Enigma website development

Getting the Worst out of Broadband Helpdesks

The Web was like treacle last night, so much so I decided to ask consensus from a forum I moderate. 50/50 split. Which left me wondering how I could determine where the fault lay: at my end, across the country or even one of the transatlantic backbones. I tried rerouting Explorer through a few of my ISP's proxies. Made no odds.

Connectivity Outage

To make matters worse, NTL were due to undertake email server maintenance at around 11pm but would also be tinkering with their servers/routers, whatever, and I was advised on their server status board I could expect a brief period of connectivity outage at some point during the night. The brief period lasted from midnight until 4:30 the next morning.

Customer Support

These guys have had interminable challenges with their SMTP servers which they seem unable to resolve. At one point during a particularly protracted period when email was sporadic at best, neither receiving or sending for hours at a time, I become badly frustrated and rang customer support.

Here's a transcript...

Ring-ring, ring-ring...Please press loads of buttons whilst we irritate you and bounce you around the place...

Eventually get an alleged Customer Care rep.

Me  — Hello, can I have a discount on my service charge because, well, basically, it's deteriorated to the point of infuriation. Your smtp server has packed up for hours on end, repeatedly over the last month or so and it's disrupting my business, which I run from my home office.

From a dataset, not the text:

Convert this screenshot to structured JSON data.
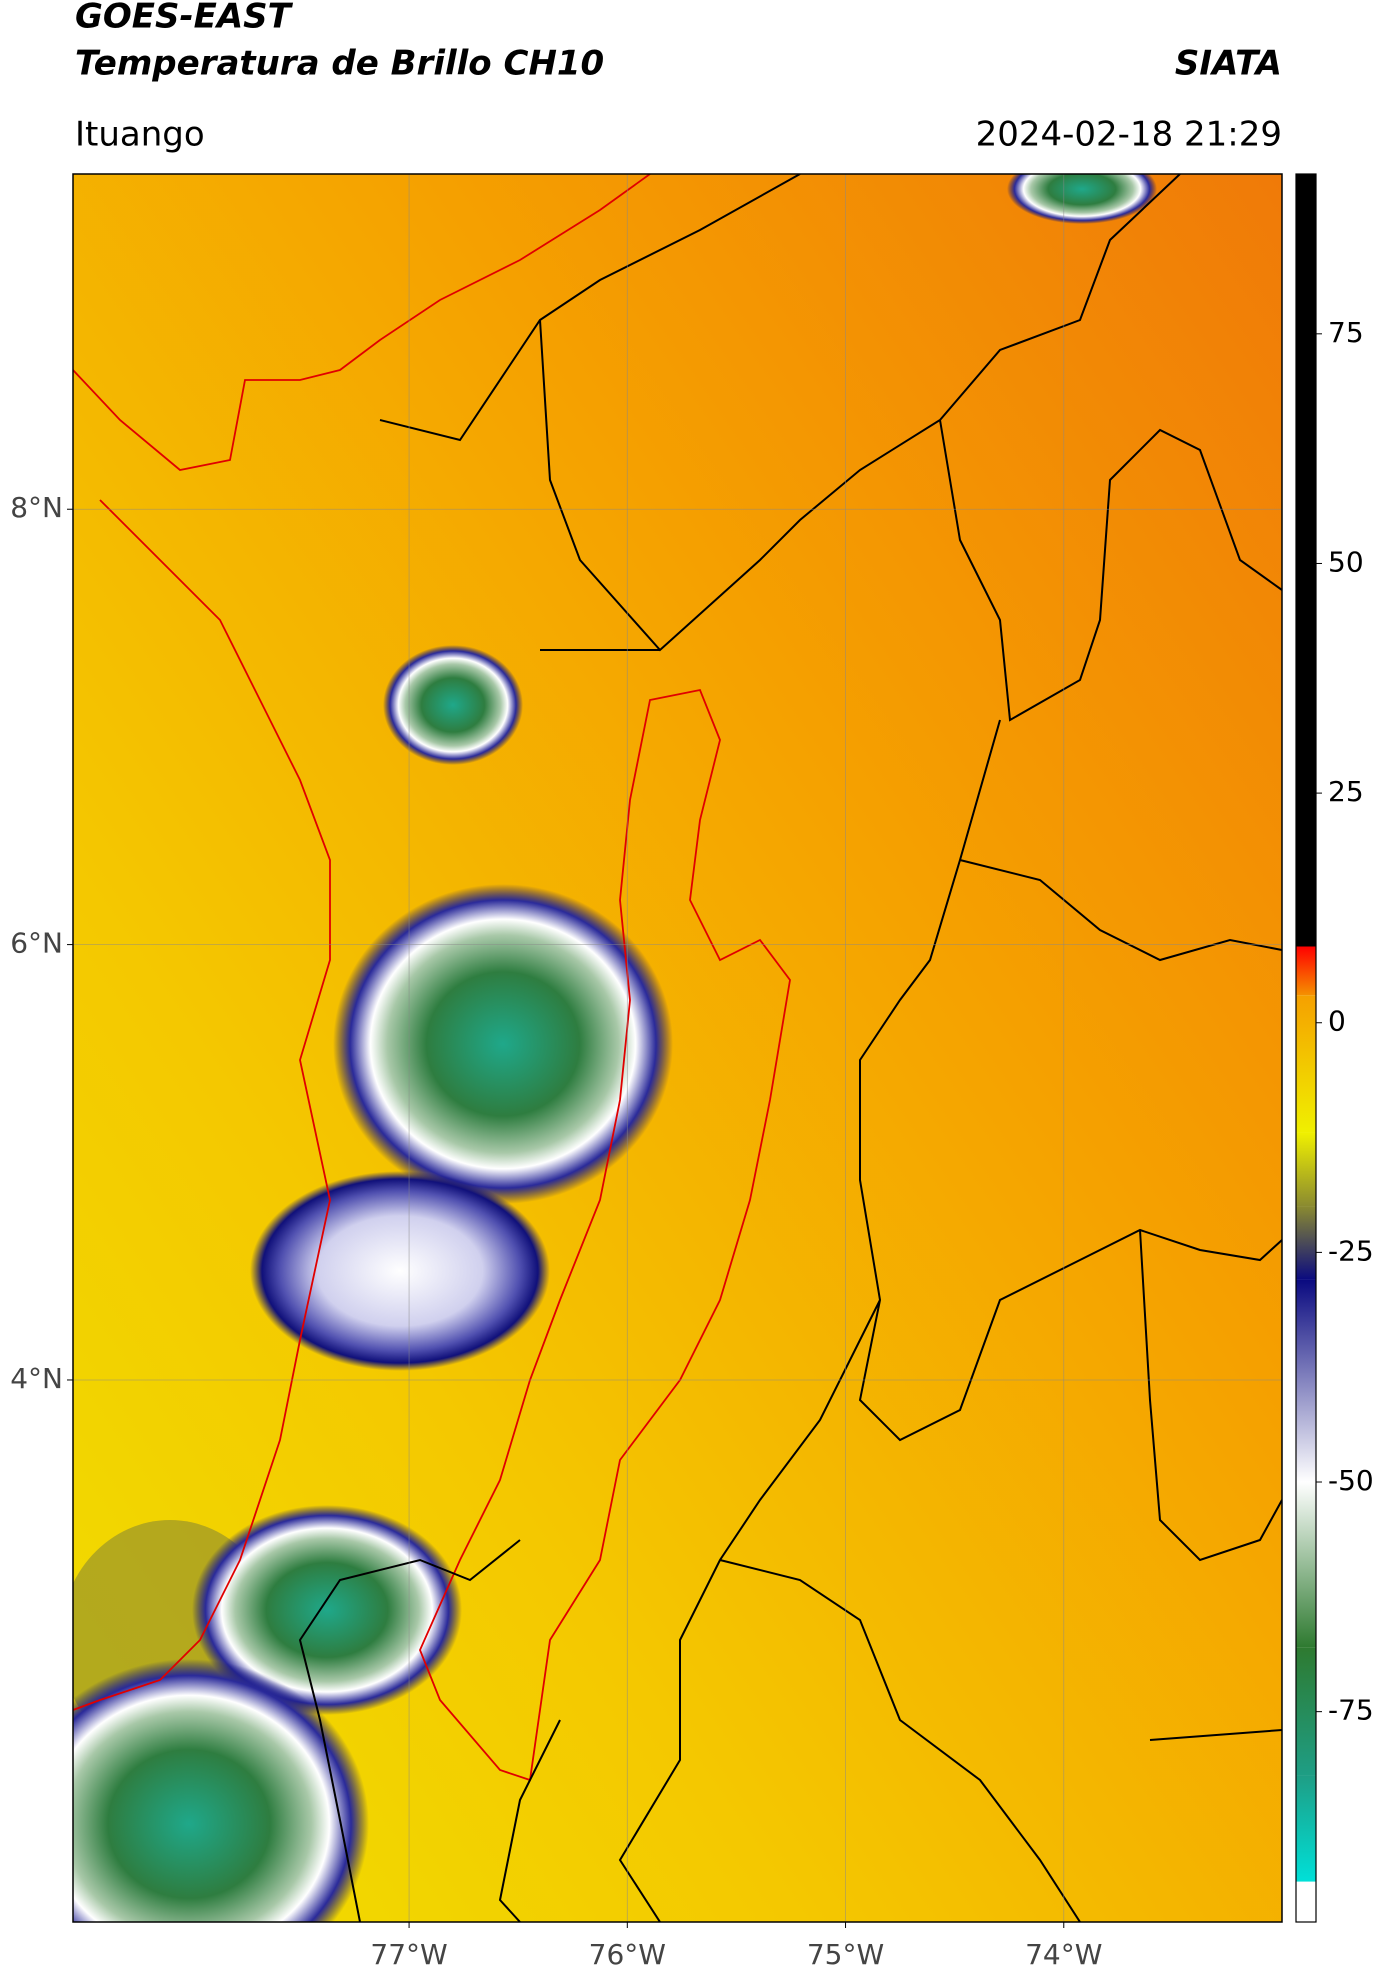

NTL — Have you reported the fault to technical support?

Me  — No, there's no point. They are aware of the problem as they've posted it on your 'Server Status' section on your website.

NTL — You have to ring technical support first and report the fault.

Me  — Oh. So they will be in a position to offer me a discount against my monthly bill for poor service?

NTL — No. They can't do that. You have to ring customer support.

Me  — I'm doing that now. Do I get a discount?

NTL — Well, we can upgrade you to a 1Megabit line free of charge for a month.

Me  — Will that help repair your smtp service and allow me to send and receive emails properly?

NTL — I don't know, sir, you'll have to ring technical support.

Me  — Let me get this straight: you can't give me any form of credit against my account for poor, often non-existent service until I ring technical support and they confirm that there is a problem with your smtp server — which they have already posted, frequently, on almost a daily basis — on your own support website. And you are offering me something in return for my troubles which will in fact do nothing to alleviate them?

NTL — I'm sorry you feel that way, sir.

Me  — So. If I now go to technical support, waste their time by querying a fault flag they have already raised, I can come back here and get a discount?

NTL — Well, it could be your modem at fault. They play up quite a lot.

Me  — The modem is fine, it has nothing to do with your smtp server. Are you now telling that the modems you issue are also unreliable?

NTL — I didn't say that, sir.

Technical Support

So I was patched through to technical support, whose auto-queue message advised that the wait would be considerable since there was a problem with their mail server and many people were complaining about the fault. I had to waste 20 minutes until some battle-weary guy answered the phone. He was Welsh and his name was Mario (?) but at least we both had a good laugh at the expense of the customer care twit responsible for bogging down NTL's technical support team with unnecessary calls.